_
_
_
_
_

Vitória do ‘Brexit’ espalha incertezas sobre o futuro da Europa

David Cameron anuncia que sairá da chefia do Governo após congresso de seu partido, em outubro

Bandeira rasgada da União Europeia em Knutsford Cheshire.
Bandeira rasgada da União Europeia em Knutsford Cheshire.Christopher Furlong (Getty Images)

O Reino Unido empreendeu nesta sexta-feira o caminho, cheio de incógnitas colossais, para seu novo lugar no mundo. A histórica decisão tomada pelos britânicos nas urnas na quinta-feira sacudirá a Europa inteira e dará alento aos movimentos que desafiam a política tradicional em todo o mundo ocidental. A sucessão de acontecimentos desatados nas horas seguintes depois da apertada vitória do Brexit (a saída britânica da UE) dá ideia da magnitude das consequências que se avizinham. Cameron anunciou que renunciará em outubro. A principal ministra escocesa disse que um novo referendo de independência da Escócia é “altamente provável”. Deputados trabalhistas iniciaram os trâmites para uma moção de censura contra Jeremy Corbyn. De pouco adiantaram os chamados à conciliação dos vitoriosos Boris Johnson e Michael Gove. O dia deixou a libra em níveis mínimos e as bolsas em vermelho. Os líderes europeus pediram um rápido processo de ruptura para superar o maior revés na história do projeto.

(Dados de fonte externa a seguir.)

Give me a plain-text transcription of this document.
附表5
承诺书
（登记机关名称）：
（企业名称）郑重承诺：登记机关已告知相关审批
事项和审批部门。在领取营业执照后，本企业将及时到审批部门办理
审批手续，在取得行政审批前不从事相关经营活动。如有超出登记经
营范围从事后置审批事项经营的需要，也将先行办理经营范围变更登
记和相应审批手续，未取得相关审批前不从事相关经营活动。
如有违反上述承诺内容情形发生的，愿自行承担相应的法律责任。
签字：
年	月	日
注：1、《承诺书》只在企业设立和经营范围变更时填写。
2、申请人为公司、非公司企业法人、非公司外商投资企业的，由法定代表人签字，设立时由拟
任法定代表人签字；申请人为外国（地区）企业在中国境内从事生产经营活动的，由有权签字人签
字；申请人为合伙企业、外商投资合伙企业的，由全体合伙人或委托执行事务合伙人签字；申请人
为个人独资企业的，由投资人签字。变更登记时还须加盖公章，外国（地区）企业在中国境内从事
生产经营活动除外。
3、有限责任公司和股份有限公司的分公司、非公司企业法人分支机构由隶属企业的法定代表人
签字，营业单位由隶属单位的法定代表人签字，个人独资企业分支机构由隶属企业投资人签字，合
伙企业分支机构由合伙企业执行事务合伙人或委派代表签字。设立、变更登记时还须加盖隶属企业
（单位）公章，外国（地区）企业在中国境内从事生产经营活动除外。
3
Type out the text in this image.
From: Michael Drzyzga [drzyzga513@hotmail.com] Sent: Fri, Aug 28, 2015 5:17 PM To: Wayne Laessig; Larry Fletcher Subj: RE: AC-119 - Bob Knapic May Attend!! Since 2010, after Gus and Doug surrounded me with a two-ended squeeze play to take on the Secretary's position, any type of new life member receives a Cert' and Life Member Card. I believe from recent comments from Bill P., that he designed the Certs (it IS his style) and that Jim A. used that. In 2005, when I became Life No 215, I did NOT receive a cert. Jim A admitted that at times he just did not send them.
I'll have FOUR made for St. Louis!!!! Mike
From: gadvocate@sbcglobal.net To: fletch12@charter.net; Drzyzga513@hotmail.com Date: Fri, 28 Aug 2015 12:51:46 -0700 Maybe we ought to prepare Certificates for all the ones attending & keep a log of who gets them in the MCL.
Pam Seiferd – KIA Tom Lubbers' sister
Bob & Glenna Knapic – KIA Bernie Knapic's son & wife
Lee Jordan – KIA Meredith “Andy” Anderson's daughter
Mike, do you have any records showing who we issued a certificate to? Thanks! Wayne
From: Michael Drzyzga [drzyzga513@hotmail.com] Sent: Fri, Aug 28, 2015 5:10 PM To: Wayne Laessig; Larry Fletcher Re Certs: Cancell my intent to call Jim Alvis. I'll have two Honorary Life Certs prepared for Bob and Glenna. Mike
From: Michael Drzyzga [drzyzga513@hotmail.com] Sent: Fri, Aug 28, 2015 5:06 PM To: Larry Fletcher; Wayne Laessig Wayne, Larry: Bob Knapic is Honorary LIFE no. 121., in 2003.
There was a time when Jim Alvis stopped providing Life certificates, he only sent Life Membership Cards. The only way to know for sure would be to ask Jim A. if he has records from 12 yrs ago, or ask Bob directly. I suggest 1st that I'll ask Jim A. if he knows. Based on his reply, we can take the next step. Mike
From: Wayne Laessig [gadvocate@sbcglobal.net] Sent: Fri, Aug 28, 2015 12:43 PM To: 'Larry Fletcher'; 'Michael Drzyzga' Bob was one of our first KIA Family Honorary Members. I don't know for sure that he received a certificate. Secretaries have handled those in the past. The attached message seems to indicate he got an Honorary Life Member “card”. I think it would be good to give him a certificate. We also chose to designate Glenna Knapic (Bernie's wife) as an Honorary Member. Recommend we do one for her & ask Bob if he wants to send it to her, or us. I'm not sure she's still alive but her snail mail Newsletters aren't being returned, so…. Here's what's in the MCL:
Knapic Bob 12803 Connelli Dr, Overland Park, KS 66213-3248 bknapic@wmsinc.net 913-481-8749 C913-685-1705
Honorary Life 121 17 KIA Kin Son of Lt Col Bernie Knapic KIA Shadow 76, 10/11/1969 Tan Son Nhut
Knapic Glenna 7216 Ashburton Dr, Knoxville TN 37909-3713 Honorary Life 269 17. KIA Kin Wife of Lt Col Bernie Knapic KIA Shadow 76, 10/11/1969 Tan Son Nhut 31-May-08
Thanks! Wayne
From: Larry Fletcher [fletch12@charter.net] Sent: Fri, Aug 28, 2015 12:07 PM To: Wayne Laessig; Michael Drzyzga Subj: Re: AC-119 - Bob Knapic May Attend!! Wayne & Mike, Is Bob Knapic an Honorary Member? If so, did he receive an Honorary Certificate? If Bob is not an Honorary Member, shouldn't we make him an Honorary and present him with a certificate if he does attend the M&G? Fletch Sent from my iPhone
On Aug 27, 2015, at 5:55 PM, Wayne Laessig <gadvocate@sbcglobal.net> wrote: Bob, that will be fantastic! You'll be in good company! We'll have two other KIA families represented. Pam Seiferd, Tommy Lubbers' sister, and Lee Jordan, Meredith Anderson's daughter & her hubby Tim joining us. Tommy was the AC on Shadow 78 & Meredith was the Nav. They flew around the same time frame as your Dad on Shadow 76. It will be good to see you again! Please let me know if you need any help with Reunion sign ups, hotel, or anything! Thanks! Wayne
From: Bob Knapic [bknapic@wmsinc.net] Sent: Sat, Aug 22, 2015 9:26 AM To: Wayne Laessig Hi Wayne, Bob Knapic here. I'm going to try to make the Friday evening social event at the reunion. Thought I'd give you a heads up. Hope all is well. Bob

A primeira incógnita, a principal, foi eliminada com a comunicação do resultado oficial à primeira hora da manhã. Os britânicos, por 51,9% contra e 48,1% dos votos, tinham decidido abandonar a União Europeia. A segunda não demorou nem duas horas para ser resolvida. Diante do 10 de Downing Street, que tem sido sua residência nos últimos seis anos, David Cameron anunciou que deixará o cargo em outubro. O país, disse um primeiro-ministro que um ano antes parecia intocável, “necessita de uma liderança forte” que ele não está em condições de proporcionar. Seu legado será exatamente o contrário do que sonhou. Quem quis passar à história como o primeiro-ministro que resolveu o debate europeu e fez ressurgir a economia britânica, se vai depois de tirar o país da Europa e depositar uma bomba na economia mundial.

Mais informações
BCE e o Banco da Inglaterra socorrem o sistema financeiro após resultado
Bolsa cai, mas analistas veem efeitos positivos para o Brasil a longo prazo

A partir daí, tudo aconteceu em sequência. Nicola Sturgeon, principal ministra escocesa, se encarregou de lembrar o país que o desafio que enfrenta tem duplo caráter: não só terá de encontrar um novo lugar no mundo, mas abordar sua delicada realidade territorial; “Um novo referendo de independência na Escócia é altamente provável”, disse Sturgeon, que considerou “democraticamente inaceitável” que a Escócia seja arrastada para fora da UE contra a vontade da maioria de seus habitantes.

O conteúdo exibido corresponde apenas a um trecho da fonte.